Monday, January 13, 2003
Adam Garfinkle makes the best case I've read yet for pulling out of Korea. It's an elaboration of an argument he made before in the pages of The New Republic, and which I blogged and critiqued here. It seems to me that Garfinkle has moved in a more unilateralist direction since October. In October, he talked about a grand conference to use carrots and sticks to get North Korea to assent to their own slow demise. Now he talks about threatening to pull out unilaterally to, effectively, force China to deal with the problem it is in the best position of all the major powers to correct.
Let's put baldly the problem with this strategy: Garfinkle is ready to trust China to provide for the security of Japan and South Korea. If we pull out of South Korea, he says, the South Koreans will have to defend themselves, and if North Korea continues down the path of nuclearization then both Japan and South Korea will go nuclear, which is very negative from China's perspective. Since the Chinese don't want that to happen, they will try to convince us to stay in the penninsula, and to do what is necessary to bring North Korea to heel, and ultimately to unwind the existence of that state. But what if China calls our bluff? Then Japan and South Korea will know 3 things: (1) America has cut and run, to protect its own soldiers and because South Korea just isn't that important to our interests; (2) for Japan or South Korea to go nuclear will dramatically raise tensions between them and China, now the dominant power in East Asia; (3) China is in the strongest position to ensure their security by virtue of their leverage over North Korea. So why wouldn't an American pullout from South Korea lead rapidly to the Finlandization of Japan and South Korea, and a significant augmentation of Chinese power in the area? And why wouldn't it therefore have very dangerous implications for Taiwan?

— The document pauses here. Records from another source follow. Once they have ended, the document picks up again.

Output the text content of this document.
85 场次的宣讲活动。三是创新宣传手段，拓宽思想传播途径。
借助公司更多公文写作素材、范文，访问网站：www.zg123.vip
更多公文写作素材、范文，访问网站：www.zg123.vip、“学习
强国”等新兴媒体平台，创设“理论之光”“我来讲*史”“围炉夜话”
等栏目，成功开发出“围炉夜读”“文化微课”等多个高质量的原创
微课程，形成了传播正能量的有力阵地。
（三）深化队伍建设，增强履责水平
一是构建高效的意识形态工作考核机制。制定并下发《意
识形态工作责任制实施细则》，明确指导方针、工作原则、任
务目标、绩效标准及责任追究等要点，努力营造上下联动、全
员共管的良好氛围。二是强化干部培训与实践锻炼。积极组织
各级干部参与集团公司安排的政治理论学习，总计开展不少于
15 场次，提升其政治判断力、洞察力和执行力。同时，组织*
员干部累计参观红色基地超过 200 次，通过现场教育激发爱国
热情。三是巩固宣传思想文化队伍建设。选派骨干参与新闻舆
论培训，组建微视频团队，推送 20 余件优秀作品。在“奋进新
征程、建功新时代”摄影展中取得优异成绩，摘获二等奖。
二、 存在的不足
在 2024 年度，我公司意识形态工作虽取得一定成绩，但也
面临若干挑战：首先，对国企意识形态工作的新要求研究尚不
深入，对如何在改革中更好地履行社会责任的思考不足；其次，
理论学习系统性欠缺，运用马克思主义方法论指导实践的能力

The unspoken assumption of Garfinkle's is that China is a conservative Great Power eager to cooperate with other Great Powers to promote stability, even as it jockeys for advantage at the margins. But what if China is not a conservative power but a more radical power, bent on changing the entire power structure of East Asia? What if their long-term ambition is not simply to preserve and enhance their own relative power and security but to throw the U.S. out of their self-defined sphere of influence and become a regional hegemon? In the latter case, China would have a very strong incentive to applaud the departure of the Americans and take advantage of their stronger position. Since that is precisely what the Chinese are saying is their long-term objective, we can't blithely assume that their real intentions are more conservative.
(Incidentally, he assumes that we can prevent North Korea from promoting the nuclearization of the rest of the Axis of Evil without aggressive American action against the country, something I highly doubt.)

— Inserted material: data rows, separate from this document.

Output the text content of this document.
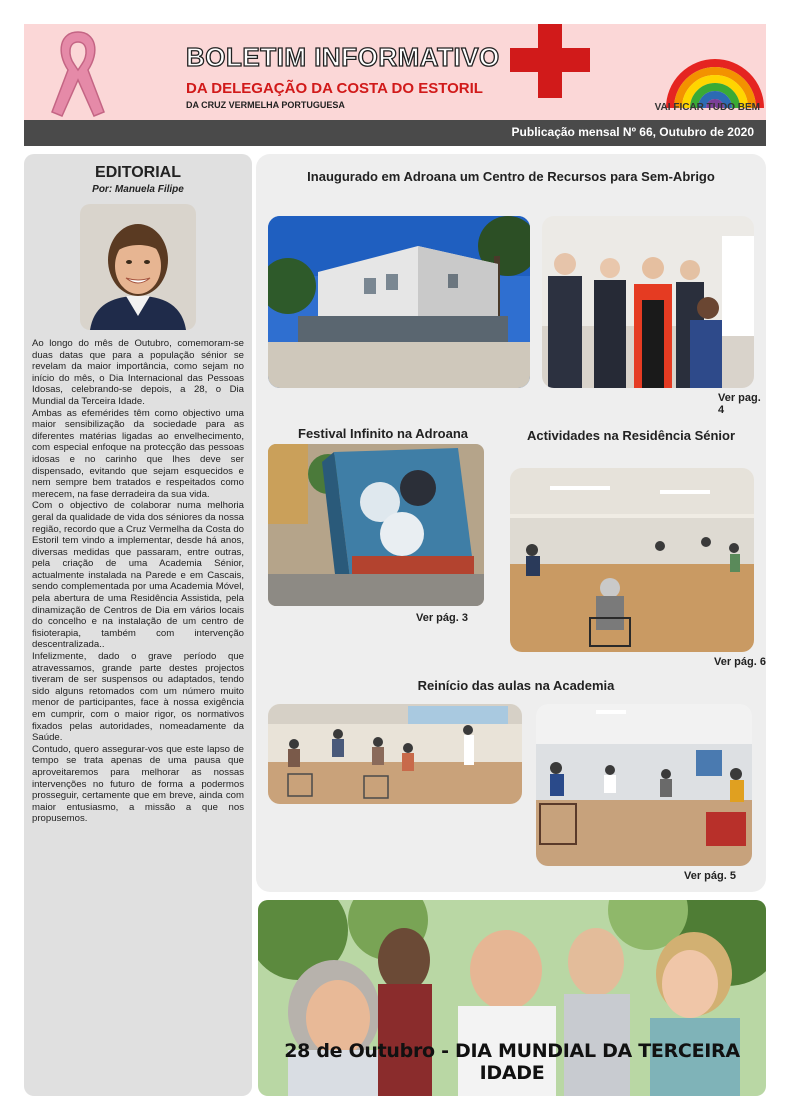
BOLETIM INFORMATIVO
DA DELEGAÇÃO DA COSTA DO ESTORIL
DA CRUZ VERMELHA PORTUGUESA	VAI FICAR TUDO BEM
Publicação mensal Nº 66, Outubro de 2020
EDITORIAL
Por: Manuela Filipe

Ao longo do mês de Outubro, comemoram-se duas datas que para a população sénior se revelam da maior importância, como sejam no início do mês, o Dia Internacional das Pessoas Idosas, celebrando-se depois, a 28, o Dia Mundial da Terceira Idade.

Ambas as efemérides têm como objectivo uma maior sensibilização da sociedade para as diferentes matérias ligadas ao envelhecimento, com especial enfoque na protecção das pessoas idosas e no carinho que lhes deve ser dispensado, evitando que sejam esquecidos e nem sempre bem tratados e respeitados como merecem, na fase derradeira da sua vida.

Com o objectivo de colaborar numa melhoria geral da qualidade de vida dos séniores da nossa região, recordo que a Cruz Vermelha da Costa do Estoril tem vindo a implementar, desde há anos, diversas medidas que passaram, entre outras, pela criação de uma Academia Sénior, actualmente instalada na Parede e em Cascais, sendo complementada por uma Academia Móvel, pela abertura de uma Residência Assistida, pela dinamização de Centros de Dia em vários locais do concelho e na instalação de um centro de fisioterapia, também com intervenção descentralizada..

Infelizmente, dado o grave período que atravessamos, grande parte destes projectos tiveram de ser suspensos ou adaptados, tendo sido alguns retomados com um número muito menor de participantes, face à nossa exigência em cumprir, com o maior rigor, os normativos fixados pelas autoridades, nomeadamente da Saúde.

Contudo, quero assegurar-vos que este lapso de tempo se trata apenas de uma pausa que aproveitaremos para melhorar as nossas intervenções no futuro de forma a podermos prosseguir, certamente que em breve, ainda com maior entusiasmo, a missão a que nos propusemos.

Inaugurado em Adroana um Centro de Recursos para Sem-Abrigo
Ver pag. 4
Festival Infinito na Adroana
Ver pág. 3
Actividades na Residência Sénior
Ver pág. 6
Reinício das aulas na Academia
Ver pág. 5
28 de Outubro - DIA MUNDIAL DA TERCEIRA IDADE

We do not have any good options on Korea. That doesn't mean that simply waiting and doing nothing in particular is the best option, nor that pulling out is the best option. We need to simultaneously create an international consensus to denuclearize the penninsula, backed by a credible threat of force; strengthen our relationship with South Korea (which certainly does mean renegotiating the Status of Forces agreement and lowering the American profile in country); manage the progressive re-armament of Japan (without which our position in the region is less-tenable, and which may happen without our management if we neglect our relationship with Japan); and both cooperate with and contain the ambitions of China. That is a very delicate balancing act. It's going to require a lot of sustained attention, sophisticated diplomacy, and hard-nosed willingness to use force if necessary. I don't see this Administration manifesting that combination at this time. That's understandable, since immediate threats to America are coming from West Asia and Central Asia, not from East Asia. But they say that every war sows the seeds for the next one. The War on Terrorism may be sowing the seeds of the Sino-American War, and the first evidence is what's happening in Korea.